Ha ritarato il suo stile di vita?

«Mi sono dovuto ridimensionare. Il ceto medio, del quale faccio parte, è scomparso ed era la mia forza. Capitava la vendita straordinaria ma se io ho potuto fare progetti, negli anni, è stato grazie al ceto medio. Ai clienti costanti che venivano per il compleanno della moglie o per l'anniversario... Era grazie a loro se, per esempio, ogni Natale riuscivo a fare un evento al Four Season presentando le mie creazioni».

Andrea Lazzerini
Andrea Lazzerini

Oggi cosa le pesa di più?

«Di non essere libero e sereno come immaginavo di essere alla mia età, invece devo correre più di prima. E il fatto che ormai la gente non ha gusto e compra solo orientandosi con la pubblicità. Ai tempi di mio padre i gioielli più belli si realizzavano per la Prima della Scala e quando arrivava il cliente chiedeva la lente per osservare, perché sapeva cosa stava guardando».

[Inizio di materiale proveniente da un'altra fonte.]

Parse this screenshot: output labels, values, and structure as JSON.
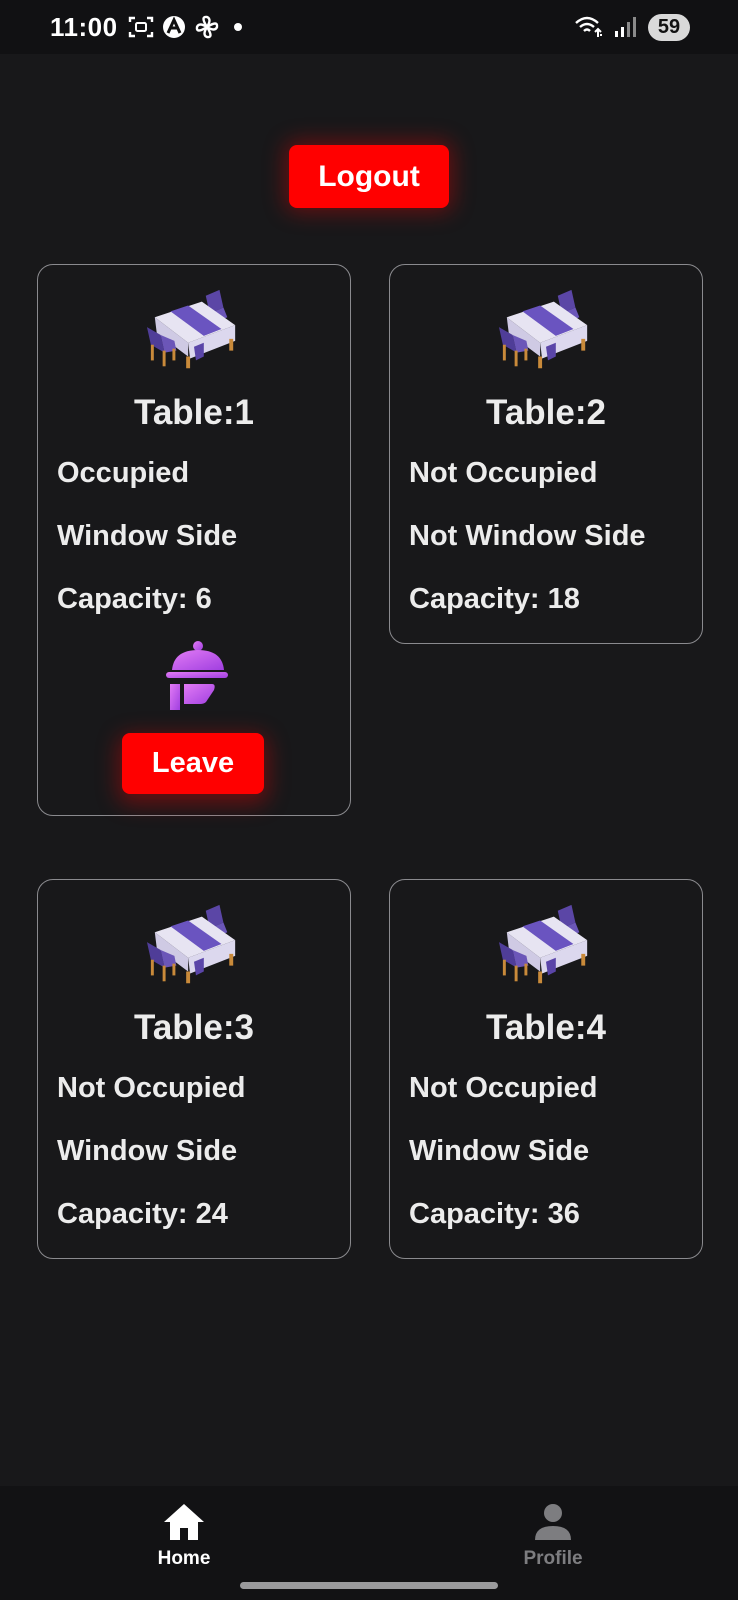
{
  "status_bar": {
    "time": "11:00",
    "battery": "59",
    "left_icons": [
      "screenshot-icon",
      "app-a-icon",
      "fan-icon",
      "notification-dot-icon"
    ],
    "right_icons": [
      "wifi-icon",
      "signal-icon",
      "battery-icon"
    ]
  },
  "header": {
    "logout_label": "Logout"
  },
  "tables": [
    {
      "title": "Table:1",
      "occupancy": "Occupied",
      "location": "Window Side",
      "capacity": "Capacity: 6",
      "icon": "dining-table-icon",
      "action_icon": "waiter-serving-icon",
      "action_label": "Leave"
    },
    {
      "title": "Table:2",
      "occupancy": "Not Occupied",
      "location": "Not Window Side",
      "capacity": "Capacity: 18",
      "icon": "dining-table-icon"
    },
    {
      "title": "Table:3",
      "occupancy": "Not Occupied",
      "location": "Window Side",
      "capacity": "Capacity: 24",
      "icon": "dining-table-icon"
    },
    {
      "title": "Table:4",
      "occupancy": "Not Occupied",
      "location": "Window Side",
      "capacity": "Capacity: 36",
      "icon": "dining-table-icon"
    }
  ],
  "bottom_nav": {
    "items": [
      {
        "label": "Home",
        "icon": "home-icon",
        "active": true
      },
      {
        "label": "Profile",
        "icon": "person-icon",
        "active": false
      }
    ]
  },
  "colors": {
    "background": "#18181a",
    "accent_red": "#ff0000",
    "card_border": "#8a8a8e",
    "table_purple": "#6b56b8",
    "waiter_magenta": "#c84ff0"
  }
}
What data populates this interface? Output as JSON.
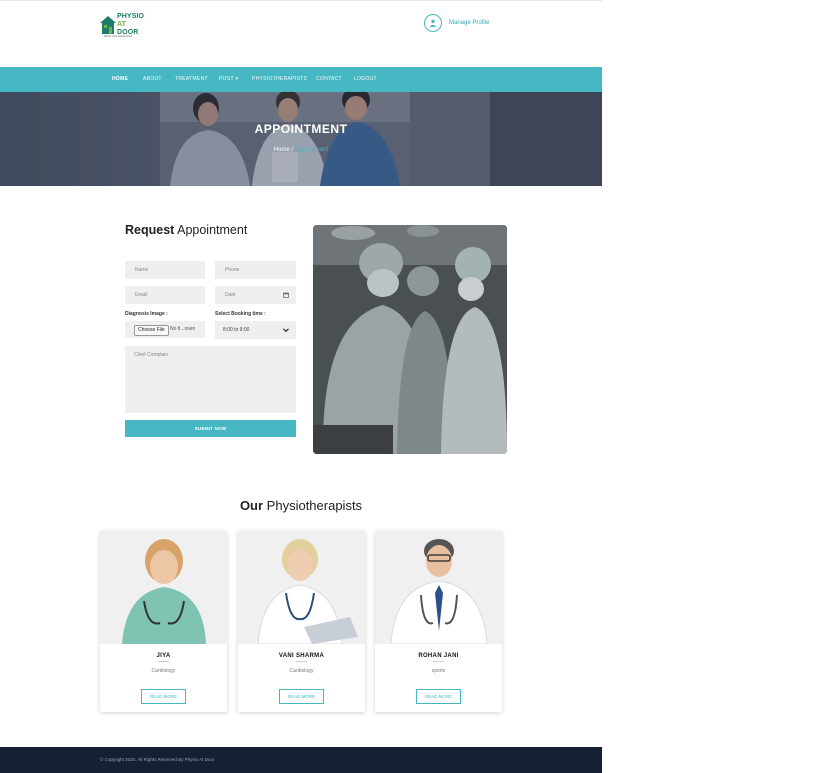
{
  "brand": {
    "logo_lines": [
      "PHYSIO",
      "AT",
      "DOOR"
    ],
    "tagline": "Where Your Comfort First",
    "colors": {
      "accent": "#46b8c4",
      "logo_green": "#6bb544",
      "logo_teal": "#1e7d6a",
      "footer": "#152133"
    }
  },
  "header": {
    "profile_label": "Manage Profile",
    "profile_icon": "user-icon"
  },
  "nav": {
    "items": [
      "HOME",
      "ABOUT",
      "TREATMENT",
      "POST",
      "PHYSIOTHERAPISTS",
      "CONTACT",
      "LOGOUT"
    ],
    "active": "HOME",
    "dropdown_mark": "▾"
  },
  "banner": {
    "title": "APPOINTMENT",
    "crumb_home": "Home",
    "crumb_sep": "/",
    "crumb_current": "Appointment"
  },
  "form": {
    "title_bold": "Request",
    "title_rest": " Appointment",
    "name_placeholder": "Name",
    "phone_placeholder": "Phone",
    "email_placeholder": "Email",
    "date_placeholder": "Date",
    "diag_label": "Diagnosis Image :",
    "file_button": "Choose File",
    "file_name": "No fi...osen",
    "time_label": "Select Booking time :",
    "time_value": "8:00 to 9:00",
    "complain_placeholder": "Chief Complain",
    "submit": "SUBMIT NOW"
  },
  "team": {
    "title_bold": "Our",
    "title_rest": " Physiotherapists",
    "members": [
      {
        "name": "JIYA",
        "specialty": "Cardiology",
        "button": "READ MORE"
      },
      {
        "name": "VANI SHARMA",
        "specialty": "Cardiology",
        "button": "READ MORE"
      },
      {
        "name": "ROHAN JANI",
        "specialty": "sports",
        "button": "READ MORE"
      }
    ]
  },
  "footer": {
    "copyright": "© Copyright 2020. All Rights Reserved By Physio At Door"
  }
}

Caratteristica del ceto medio è aver avuto dei genitori che hanno garantito un benessere a figli e nipoti. Molti oggi non sono in grado di fare altrettanto.

«Mi do molte colpe per questo, anche se so di fare bene il mio lavoro e di essere onesto. Negli anni i miei figli hanno avuto tutto ciò di cui hanno avuto bisogno e oggi sono grandi e hanno la loro vita. Ma adesso, per loro, non potrei fare più di ciò che faccio. Pago un mutuo sulla mia casa per lasciargli almeno quella, un giorno. Ma non sono in grado di fare altro e per me è un dolore. Siamo la generazione più povera rispetto ai nostri padri, come nel Dopoguerra».

Cosa la spaventa per i suoi

figli?

«Non vorrei mai essere io, un giorno, a dovermi appoggiare a loro. Mi aiuterebbero di certo perché mi vogliono bene e se c'è una cosa che mi è venuta bene nella vita sono loro due. Ma non vorrei mai diventare un peso».